Here’s a safe sporting bet: take any roomful of fans of, say, cricket or baseball, and you can guarantee that there will be at least one person there with an encyclopaedic knowledge of the sport’s history, including players’ highest scores, batting averages and strike rates. There’s something about sport that attracts the anoraks. But here’s another sure-fire bet: knowing about past performance is about to become old hat. The smart money now is on using data to predict future sporting outcomes. Sports analytics promises to be the bookmaker’s worst nightmare.
One high-profile sport to catch the data analysis bug is football. Leading European clubs such as Real Madrid and Arsenal have pioneered the use of player-tracking systems, such as the IP camera network and analytics software developed by Prozone, to understand how individual players move through every passage of play, looking to find ways to improve their performance. In addition, the Sunday sports pages are now chock-full of statistics and graphical analysis generated by data services provider Opta, detailing players’ every move, pass or misplaced tackle.
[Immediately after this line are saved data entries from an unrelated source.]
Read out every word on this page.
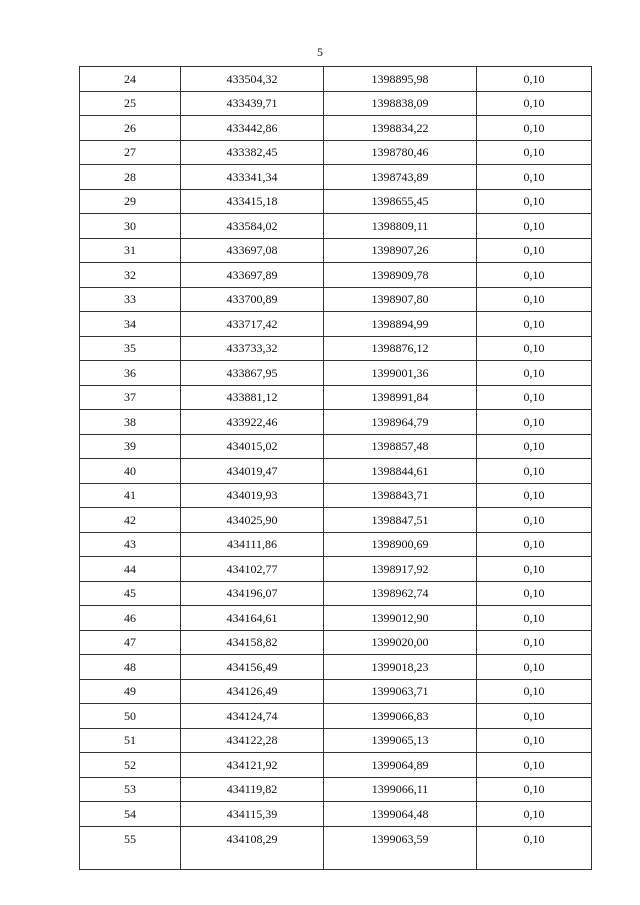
5
24	433504,32	1398895,98	0,10
25	433439,71	1398838,09	0,10
26	433442,86	1398834,22	0,10
27	433382,45	1398780,46	0,10
28	433341,34	1398743,89	0,10
29	433415,18	1398655,45	0,10
30	433584,02	1398809,11	0,10
31	433697,08	1398907,26	0,10
32	433697,89	1398909,78	0,10
33	433700,89	1398907,80	0,10
34	433717,42	1398894,99	0,10
35	433733,32	1398876,12	0,10
36	433867,95	1399001,36	0,10
37	433881,12	1398991,84	0,10
38	433922,46	1398964,79	0,10
39	434015,02	1398857,48	0,10
40	434019,47	1398844,61	0,10
41	434019,93	1398843,71	0,10
42	434025,90	1398847,51	0,10
43	434111,86	1398900,69	0,10
44	434102,77	1398917,92	0,10
45	434196,07	1398962,74	0,10
46	434164,61	1399012,90	0,10
47	434158,82	1399020,00	0,10
48	434156,49	1399018,23	0,10
49	434126,49	1399063,71	0,10
50	434124,74	1399066,83	0,10
51	434122,28	1399065,13	0,10
52	434121,92	1399064,89	0,10
53	434119,82	1399066,11	0,10
54	434115,39	1399064,48	0,10
55	434108,29	1399063,59	0,10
But such approaches are merely the tip of the sports analytics iceberg.
Over in the well-heeled corner of South West London, where the All England Club holds the Wimbledon tennis tournament, a data revolution is taking place.
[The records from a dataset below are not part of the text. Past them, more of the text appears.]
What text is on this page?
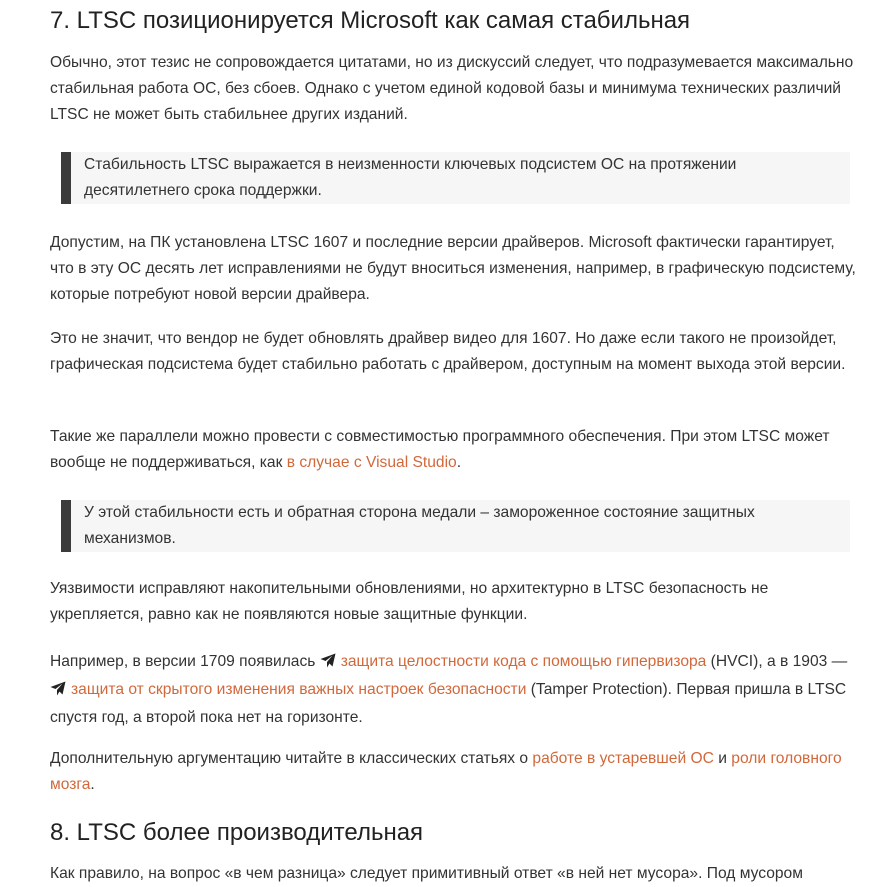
7. LTSC позиционируется Microsoft как самая стабильная

Обычно, этот тезис не сопровождается цитатами, но из дискуссий следует, что подразумевается максимально стабильная работа ОС, без сбоев. Однако с учетом единой кодовой базы и минимума технических различий LTSC не может быть стабильнее других изданий.

Стабильность LTSC выражается в неизменности ключевых подсистем ОС на протяжении десятилетнего срока поддержки.

Допустим, на ПК установлена LTSC 1607 и последние версии драйверов. Microsoft фактически гарантирует, что в эту ОС десять лет исправлениями не будут вноситься изменения, например, в графическую подсистему, которые потребуют новой версии драйвера.

Это не значит, что вендор не будет обновлять драйвер видео для 1607. Но даже если такого не произойдет, графическая подсистема будет стабильно работать с драйвером, доступным на момент выхода этой версии.

Такие же параллели можно провести с совместимостью программного обеспечения. При этом LTSC может вообще не поддерживаться, как в случае с Visual Studio.

У этой стабильности есть и обратная сторона медали – замороженное состояние защитных механизмов.

Уязвимости исправляют накопительными обновлениями, но архитектурно в LTSC безопасность не укрепляется, равно как не появляются новые защитные функции.

Например, в версии 1709 появилась защита целостности кода с помощью гипервизора (HVCI), а в 1903 — защита от скрытого изменения важных настроек безопасности (Tamper Protection). Первая пришла в LTSC спустя год, а второй пока нет на горизонте.

Дополнительную аргументацию читайте в классических статьях о работе в устаревшей ОС и роли головного мозга.

8. LTSC более производительная

Как правило, на вопрос «в чем разница» следует примитивный ответ «в ней нет мусора». Под мусором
The spectators crammed around Centre Court or watching on a large video screen out on “Murray Mound,” the adopted name for a small hill on the club’s grounds, have grown accustomed to ball tracking technology that can detect the pace at which a serve was fired down or whether a shot ruled “out” grazed enough of the tramline to be called “in.” But at this year’s tournament, IBM showed off a new system that aims to tell you, well before a match’s denouement, which player is likely to prevail.
The system, called SlamTracker, has been featured at tennis tournaments before, but it has been enhanced to include IBM’s SPSS predictive analytics tools, said Jeremy Shaw, a business analytics consultant at IBM. SlamTracker uses around 39 million data points gleaned from seven years of Grand Slam tennis matches to determine players’ patterns of play -- their propensity for using their forehand, their first serve percentage, their willingness to volley. The historical data is then compared with footage from three-dimensional cameras dotted around the courts that show how players are performing in a live match, enabling SlamTracker to identify the three critical aspects of play that will determine the winner of the match, according to IBM.
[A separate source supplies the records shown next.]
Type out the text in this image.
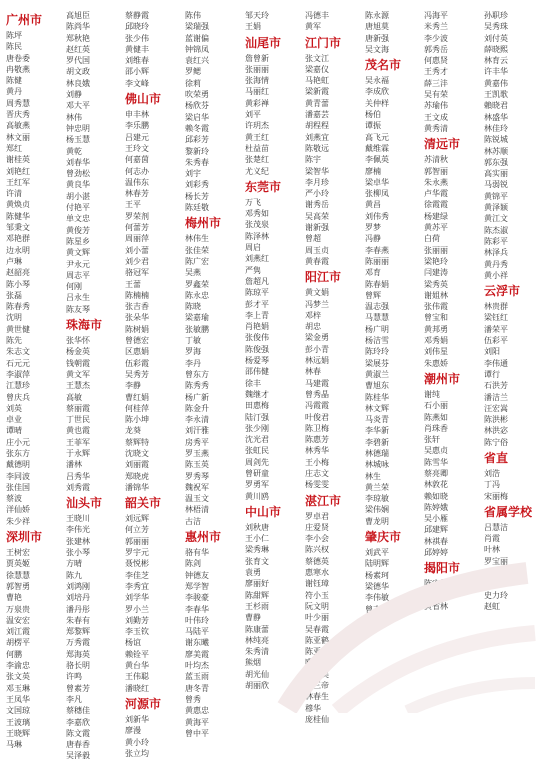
广州市
陈坪
陈民
唐卷委
冉敬燕
陈健
黄丹
周秀慧
晋庆秀
高敏燕
林文丽
郑红
谢桂英
刘艳红
王红军
许清
黄焕贞
陈健华
邹秉文
邓艳群
边永明
卢琳
赵韶亮
陈小琴
张磊
陈春秀
沈明
黄世健
陈先
朱志文
石元元
李淑萍
江慧珍
曾庆兵
刘英
卓业
谭晴
庄小元
张东方
戴德明
李同波
张佳国
蔡波
洋仙娇
朱少祥
深圳市
王树宏
贾英姬
徐慧慧
郭智勇
曹艳
万泉贵
温安宏
刘江霞
胡楞平
何鹏
李渝忠
张文英
邓玉琳
王凤华
文国琼
王波璃
王晓辉
马琳
高旭臣
陈尚华
郑秋艳
赵红英
罗代国
胡文政
林良娥
刘静
邓大平
林伟
钟忠明
杨玉慧
黄乾
刘春华
曾劲松
黄良华
胡小湛
付艳平
单文忠
黄俊芳
陈星乡
黄文辉
尹永元
周志平
何刚
吕永生
陈友琴
珠海市
张华怀
杨金英
钱朝霞
黄文军
王慧杰
高敏
蔡丽霞
丁世民
黄也霞
王菲军
于永辉
潘林
吕秀华
刘秀霞
汕头市
王晓川
李伟光
张建林
张小琴
方晴
陈九
刘鸿刚
刘培丹
潘丹彤
朱春有
郑黎辉
万秀霞
郑海英
骆长明
许鸣
曾素芳
李凡
蔡穗佳
李嘉欣
陈文霞
唐春香
吴泽毅
蔡静霞
邱晓玲
张少伟
黄健丰
刘维春
邵小辉
李文峰
佛山市
申丰林
李乐鹏
吕建元
王玲文
何嘉茵
何志办
温伟东
林春芳
王平
罗荣剂
何蕾芳
周丽萍
刘小蕾
刘少君
骆冠军
王蕾
陈楠楠
张吉香
张朵华
陈树娟
曾德宏
区惠娟
伍彩霞
吴秀芳
李静
曹红娟
何桂萍
陈小坤
龙葵
蔡辉特
沈晓文
刘丽霞
郑晓虎
潘锦华
韶关市
刘远辉
何立芳
郭丽丽
罗宇元
聂悦彬
李佳芝
李秀宜
刘学华
罗小兰
刘勤芳
李玉钦
杨谊
赖铨平
黄台华
王伟聪
潘晓红
河源市
刘新华
廖漫
黄小玲
张立均
陈伟
梁瑞强
蓝谢偏
钟锦凤
袁红兴
罗鳃
徐莉
吹荣勇
杨欣芬
梁启华
赖冬霞
邱彩芳
黎新玲
朱秀春
刘宇
刘彩秀
杨长芳
陈廷敬
梅州市
林伟生
张佳荣
陈广宏
吴燕
罗鑫荣
陈永忠
陈晓
梁嘉瑜
张敏鹏
丁敏
罗海
李丹
曾东方
陈秀秀
杨广新
陈金升
李永清
刘汗雅
房秀平
罗玉燕
陈玉英
罗秀琴
魏祝军
温玉文
林梧清
古洁
惠州市
骆有华
陈剑
钟德友
郑学智
李骏豪
李春华
叶伟玲
马陆平
谢东曦
廖美霞
叶均杰
蓝玉雨
唐冬青
曾秀
黄惠忠
黄海平
曾中平
邹天玲
王娟
汕尾市
詹曾新
张丽丽
张海情
马丽红
黄彩禅
刘平
许玥杰
黄王红
杜益苗
张楚红
尤义纪
东莞市
万飞
邓秀如
张茂泉
陈泽林
周启
刘燕红
严隽
詹超凡
陈琼平
彭才平
李上青
肖艳娟
张俊伟
陈俊强
杨爱琴
邵伟健
徐丰
魏继才
田惠梅
陆汀强
张少刚
沈光君
张虹民
周剑先
曾研童
罗勇军
黄川鸥
中山市
刘秋唐
王小仁
梁秀琳
张育文
袁勇
廖丽好
陈甜辉
王杉雨
曹静
陈康蕾
林纯亮
朱秀清
熊烟
胡光仙
胡丽欣
冯德丰
黄军
江门市
张文江
梁嘉仪
马艳虹
梁新霞
黄青蕾
潘嘉芸
胡程程
刘燕宜
陈敬远
陈宇
梁智华
李月珍
严小玲
谢秀岳
吴高荣
谢新强
曾超
周玉贞
黄春霞
阳江市
黄文娟
冯梦兰
邓梓
胡忠
梁金勇
彭小青
林远娟
林春
马建霞
曾秀晶
冯霞霞
叶俊君
陈卫梅
陈惠芳
林秀华
王小梅
庄志文
杨雯雯
湛江市
罗卓君
庄爱贤
李小会
陈兴权
蔡德英
惠寒水
谢钰璋
符小玉
阮文明
叶少丽
吴春霞
陈亚鹤
陈亚军
欧远强
黄德美
陈三帝
林春生
穆华
庞桂仙
陈永源
唐旭莫
唐新强
吴文海
茂名市
吴永福
李成欣
关仲样
杨伯
谭振
高飞元
戴维霖
李佩英
廖楠
梁卓华
张柳凤
黄昌
刘伟秀
罗梦
冯静
李春燕
陈丽丽
邓育
陈春娟
曾辉
温志强
马慧慧
杨广明
杨洁雪
陈玲玲
梁展芬
黄淑兰
曹旭东
陈桂华
林文辉
马炎青
李华新
李碧新
林德瑞
林城咏
林生
黄兰荣
李琼敏
梁伟娴
曹龙明
肇庆市
刘武平
陆明辉
杨素珂
梁德华
李伟敏
曾吉玲
冯海平
米秀兰
李少波
郭秀岳
何惠贤
王秀才
薛三沣
吴有荣
苏瑜伟
王文成
黄秀清
清远市
苏清秋
郭智丽
朱永燕
卢华霞
徐霞霞
杨建绿
黄苏平
白荷
张丽丽
梁艳玲
闫建涛
梁秀英
谢姐林
张伟霞
曾宝和
黄邦勇
邓秀娟
刘伟星
朱惠娇
潮州市
谢纯
石小丽
陈燕如
肖珠香
张轩
吴惠贞
陈雪华
蔡亮卿
林敦花
赖如晓
陈婷娥
吴小雁
邱建辉
林祺春
邱婷婷
揭阳市
陈宏新
张红悦
黄省林
孙职珍
吴秀珠
刘付英
薛晓熙
林育云
许丰华
黄嘉伟
王凯歌
賴晓君
林盛华
林佳玲
陈锐城
林苏顺
郭东强
高实丽
马弱锐
黄锦平
黄泽颖
黄江文
陈杰淑
陈彩平
林泽兵
黄丹秀
黄小祥
云浮市
林贵群
梁钰红
潘荣平
伍彩平
刘阳
李伟通
谭行
石洪芳
潘洁兰
汪宏嵩
陈洪彬
林洪宓
陈宁俗
省直
刘浩
丁冯
宋丽梅
省属学校
吕慧洁
肖霞
叶林
罗宝丽
马德霞
张丹虹
史力玲
赵虹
Sports a proving ground for predictive analytics
In many ways, sports is the perfect testing ground for “big data” and predictive analytics technologies, said Tony Baer, an analyst with industry watcher Ovum. “It’s a closed system; sports have well-defined rules, and we know the outcomes we are looking for,” he said. “So if we can provide enough data points, then fundamentally, we can reduce sport to a classic computer science problem of analysing data for trends.”
Even so, there’s a world of difference between old-school data analysis problems that may have relied on a meticulously created data warehouse and today’s fast-moving sports analytics and predictive tools.
In part, the new domain of sports analysis has been built on technological advances such as multicore processors and commodity network-attached storage devices that have made it feasible to contemplate such data-intensive pastimes, Baer said. “Software has also helped,” he added, saying that the development of the Hadoop distributed computing framework, MapReduce programming model and high-performance databases such as the new breed of NoSQL products “has provided the tools to conduct these big data efforts.”
A prime example of how these technological leaps are affecting sports teams can be seen at Formula One racing team McLaren. The makers of race cars have long had a gimlet-eyed focus on squeezing every last drop of performance improvement possible out of car design. But increasingly, this is accompanied by a fanatical dedication to tracking what is going on out on the track in the white heat of a Grand Prix race.
McLaren’s cars send a torrent of data back to the pit teams; the information is analysed in real time using SAP’s HANA in-memory technology. HANA employs data compression technology, which enables McLaren to store the data in random-access memory, ensuring that it can be analysed in the blink of an eye -- and as a result, the team can act on the incoming data in time to make race-changing adjustments.
Tennis and Formula One racing represent the first generation of what might be possible with real-time data analysis, said IBM’s Shaw. In those sports, the power of the analytics is concentrated on individual entities -- cars or players. “The problem becomes exponentially more difficult,” he said, “when you look at team sports, such as football, where there are 11 players on each side, each of whom can have an impact on the outcome.”
The key to being able to generate insight from all the data being collected is having people with domain expertise who can provide the context for that data. “At the moment, everyone has different views on what works in football,” Shaw said.
So for the short term, at least, it looks like the bookies might still have some sports where people will be willing to take a punt on the outcome.